Friday Night At The Home Drive-In: The Amazing Transparent Man (1960)

Poster for The Amazing Transparent Man (1960)The Amazing Transparent Man (1960) by #EdgarGUlmer
w/
#MargueriteChapman #DouglasKennedy

A madman makes an escaped convict invisible so that he may execute his evil plans.

“What you can’t see will kill you!”

“The Most Amazing Picture Of The Year! He’s Invisible! He’s Deadly!”

#Horror #SciFi
#NotQuiteClassicCinema
#FridayNightAtTheHomeDriveIn

I’ve talked a bit about the gimmicks that William Castle used to use to promote his movies, such as “Emergo” the giant skeleton that would appear during screenings of House on Haunted Hill (1959). He was probably most famous for putting vibrating buzzers under some seats at screenings of The Tingler (1959).  The Amazing Transparent Man (1960) is not a William Castle movie, but it made use of a very clever William Castle style gimmick – at least I think I it did, judging from what it says on the poster:

“WARNING! Joey Faust, escaped convict, THE AMAZING TRANSPARENT MAN, has vowed to “appear” invisibly IN PERSON at every performance of this picture!”

Talk about brilliant! William Castle had to purchase old military surplus airplane wing de-icers (consisting of vibrating motors) to make those theatre seats buzz. Edgar G. Ulmer (or perhaps more correctly, his producer or distributor or publicist) didn’t have to do anything to make this gimmick seem real. All he had to do was suggest the possibility that there was an invisible man in attendance at the theatre and let the imagination of the audience do the rest.

Did anyone actually take this idea seriously? I doubt it. It was probably viewed as a joke, which is almost certainly how it was intended. But still, it’s a brilliant promotional idea (in my opinion).

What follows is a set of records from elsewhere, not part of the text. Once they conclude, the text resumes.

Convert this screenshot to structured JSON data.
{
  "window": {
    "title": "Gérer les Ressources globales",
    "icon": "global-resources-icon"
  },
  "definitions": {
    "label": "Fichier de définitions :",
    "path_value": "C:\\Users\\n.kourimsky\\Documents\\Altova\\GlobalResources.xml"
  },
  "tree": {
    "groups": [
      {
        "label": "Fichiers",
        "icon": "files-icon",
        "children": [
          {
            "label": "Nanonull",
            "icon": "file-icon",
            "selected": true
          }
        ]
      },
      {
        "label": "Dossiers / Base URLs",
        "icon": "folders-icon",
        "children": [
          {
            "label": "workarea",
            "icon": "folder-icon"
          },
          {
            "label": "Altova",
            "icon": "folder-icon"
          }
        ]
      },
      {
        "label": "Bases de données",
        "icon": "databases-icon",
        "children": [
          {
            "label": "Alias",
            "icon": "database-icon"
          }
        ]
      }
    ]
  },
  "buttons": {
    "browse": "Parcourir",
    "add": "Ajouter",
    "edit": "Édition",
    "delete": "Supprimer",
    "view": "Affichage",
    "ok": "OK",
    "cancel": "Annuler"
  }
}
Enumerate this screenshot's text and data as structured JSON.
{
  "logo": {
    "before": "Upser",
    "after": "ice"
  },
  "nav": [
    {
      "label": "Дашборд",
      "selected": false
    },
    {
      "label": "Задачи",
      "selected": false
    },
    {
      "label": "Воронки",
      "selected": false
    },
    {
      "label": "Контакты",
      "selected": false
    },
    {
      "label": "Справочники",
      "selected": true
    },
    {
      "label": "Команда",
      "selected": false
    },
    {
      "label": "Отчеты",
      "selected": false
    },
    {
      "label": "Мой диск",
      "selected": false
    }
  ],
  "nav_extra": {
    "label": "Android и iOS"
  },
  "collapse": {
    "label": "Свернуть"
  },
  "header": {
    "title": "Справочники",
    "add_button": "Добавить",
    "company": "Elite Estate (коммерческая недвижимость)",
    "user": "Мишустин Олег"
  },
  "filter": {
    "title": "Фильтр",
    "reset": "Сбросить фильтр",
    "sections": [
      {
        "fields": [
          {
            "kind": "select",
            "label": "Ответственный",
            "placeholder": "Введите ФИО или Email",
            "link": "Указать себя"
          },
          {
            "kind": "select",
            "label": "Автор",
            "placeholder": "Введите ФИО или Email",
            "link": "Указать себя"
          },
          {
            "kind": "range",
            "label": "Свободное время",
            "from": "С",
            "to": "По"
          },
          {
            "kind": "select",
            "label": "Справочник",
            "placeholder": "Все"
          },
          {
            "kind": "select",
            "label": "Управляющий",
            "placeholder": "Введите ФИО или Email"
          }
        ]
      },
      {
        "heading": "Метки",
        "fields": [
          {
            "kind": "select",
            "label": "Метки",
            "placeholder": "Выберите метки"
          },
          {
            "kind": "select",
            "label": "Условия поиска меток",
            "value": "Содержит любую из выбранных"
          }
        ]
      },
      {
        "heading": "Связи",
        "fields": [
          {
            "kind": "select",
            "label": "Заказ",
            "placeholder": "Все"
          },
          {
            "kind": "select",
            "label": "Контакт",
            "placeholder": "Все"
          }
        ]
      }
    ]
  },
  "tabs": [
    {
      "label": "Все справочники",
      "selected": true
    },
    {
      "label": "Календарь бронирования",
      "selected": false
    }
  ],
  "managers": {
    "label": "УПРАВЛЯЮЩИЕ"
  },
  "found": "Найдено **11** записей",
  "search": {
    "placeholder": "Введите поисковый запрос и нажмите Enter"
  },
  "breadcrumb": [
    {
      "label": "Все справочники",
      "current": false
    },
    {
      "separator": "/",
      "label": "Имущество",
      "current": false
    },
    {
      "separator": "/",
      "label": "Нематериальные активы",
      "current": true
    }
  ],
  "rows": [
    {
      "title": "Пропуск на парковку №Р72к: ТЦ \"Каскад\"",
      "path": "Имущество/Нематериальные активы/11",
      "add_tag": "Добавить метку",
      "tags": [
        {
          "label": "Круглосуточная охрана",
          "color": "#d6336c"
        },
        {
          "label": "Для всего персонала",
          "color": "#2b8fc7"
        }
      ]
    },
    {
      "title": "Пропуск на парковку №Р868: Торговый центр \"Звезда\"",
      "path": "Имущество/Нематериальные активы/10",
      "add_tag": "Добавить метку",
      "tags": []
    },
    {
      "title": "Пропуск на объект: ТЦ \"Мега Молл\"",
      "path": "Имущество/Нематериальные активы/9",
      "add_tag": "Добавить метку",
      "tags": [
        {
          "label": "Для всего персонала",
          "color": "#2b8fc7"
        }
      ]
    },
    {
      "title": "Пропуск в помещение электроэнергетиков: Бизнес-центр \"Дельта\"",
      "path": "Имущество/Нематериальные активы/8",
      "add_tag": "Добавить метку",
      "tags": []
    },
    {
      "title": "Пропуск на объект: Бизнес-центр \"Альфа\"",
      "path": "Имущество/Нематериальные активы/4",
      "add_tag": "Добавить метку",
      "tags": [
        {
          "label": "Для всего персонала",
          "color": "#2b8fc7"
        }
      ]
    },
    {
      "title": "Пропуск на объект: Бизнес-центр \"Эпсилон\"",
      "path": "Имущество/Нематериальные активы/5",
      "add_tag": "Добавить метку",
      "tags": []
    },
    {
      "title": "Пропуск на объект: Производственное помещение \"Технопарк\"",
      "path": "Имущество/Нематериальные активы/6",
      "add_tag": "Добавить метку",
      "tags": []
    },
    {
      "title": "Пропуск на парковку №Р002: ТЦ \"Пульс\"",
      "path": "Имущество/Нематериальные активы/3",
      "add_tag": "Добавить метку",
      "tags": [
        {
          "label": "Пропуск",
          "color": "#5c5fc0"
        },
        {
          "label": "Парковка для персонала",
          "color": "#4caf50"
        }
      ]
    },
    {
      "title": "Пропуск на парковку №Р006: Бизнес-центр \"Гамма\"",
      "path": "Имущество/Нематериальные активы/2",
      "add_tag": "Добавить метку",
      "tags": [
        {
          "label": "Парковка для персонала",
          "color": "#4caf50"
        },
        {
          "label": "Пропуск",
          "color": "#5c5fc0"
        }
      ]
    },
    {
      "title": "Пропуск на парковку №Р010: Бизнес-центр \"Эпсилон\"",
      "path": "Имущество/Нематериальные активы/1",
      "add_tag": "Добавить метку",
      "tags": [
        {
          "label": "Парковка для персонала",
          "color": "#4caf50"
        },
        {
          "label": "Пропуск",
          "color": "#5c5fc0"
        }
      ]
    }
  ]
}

As you may have gathered from my comments above, Edgar G. Ulmer directed The Amazing Transparent Man. He apparently made it back to back with Beyond the Time Barrier (1960), which I wrote about a while ago. Those two movies were, in fact, his last two Hollywood movies. He made a couple more in Europe before dying in 1972.

Watching The Amazing Transparent Man, I was struck by the beautiful old country house where most of the action takes place. I assume that the interiors were done in a studio, but the exterior shots seemed, to me, to be of an actual house somewhere. It was just too big and beautiful to be something a low budget film production would attempt to build. And I was also pretty sure that it wasn’t a matte painting or anything like that.

I tried to find out where the house was, but I didn’t have much luck at first. Then I somehow stumbled upon a house in Ukiah, California that, although it doesn’t quite admit to being the location of The Amazing Transparent Man, has been used by other movies and it looks right to me. I compared it to a screen shot from the movie, and I’m now pretty sure that it’s the right house. This is it:

House in California where The Amazing Transparent Man (1960) may have been shot.

Now here is a rather low res screen shot from the movie:

Screenshot of house in The Amazing Transparent Man (1960)

I know they’re not quite from the same angle, but they look pretty darn similar to me. What do you think? Send your answer, along with $50.00, to:

The Amazing Transparent Man Photo Contest
c/o: Not Quite Classic Cinema
on Friday Night
@ The Home Drive-In

The Amazing Transparent Man (1960) is a fine example of #NotQuiteClassicCinema that I could almost imagine having seen back in those heady days of the mid to late 1980s. A time when all night movie marathons were new and exciting, and it seemed like we’d never run out of cool black and white horror films from the 1950s and ‘60s. Oh, how I miss those days, and I know we can never really go back. But maybe for a few glorious hours we can almost believe we’re there, on a #FridayNightAtTheHomeDriveIn.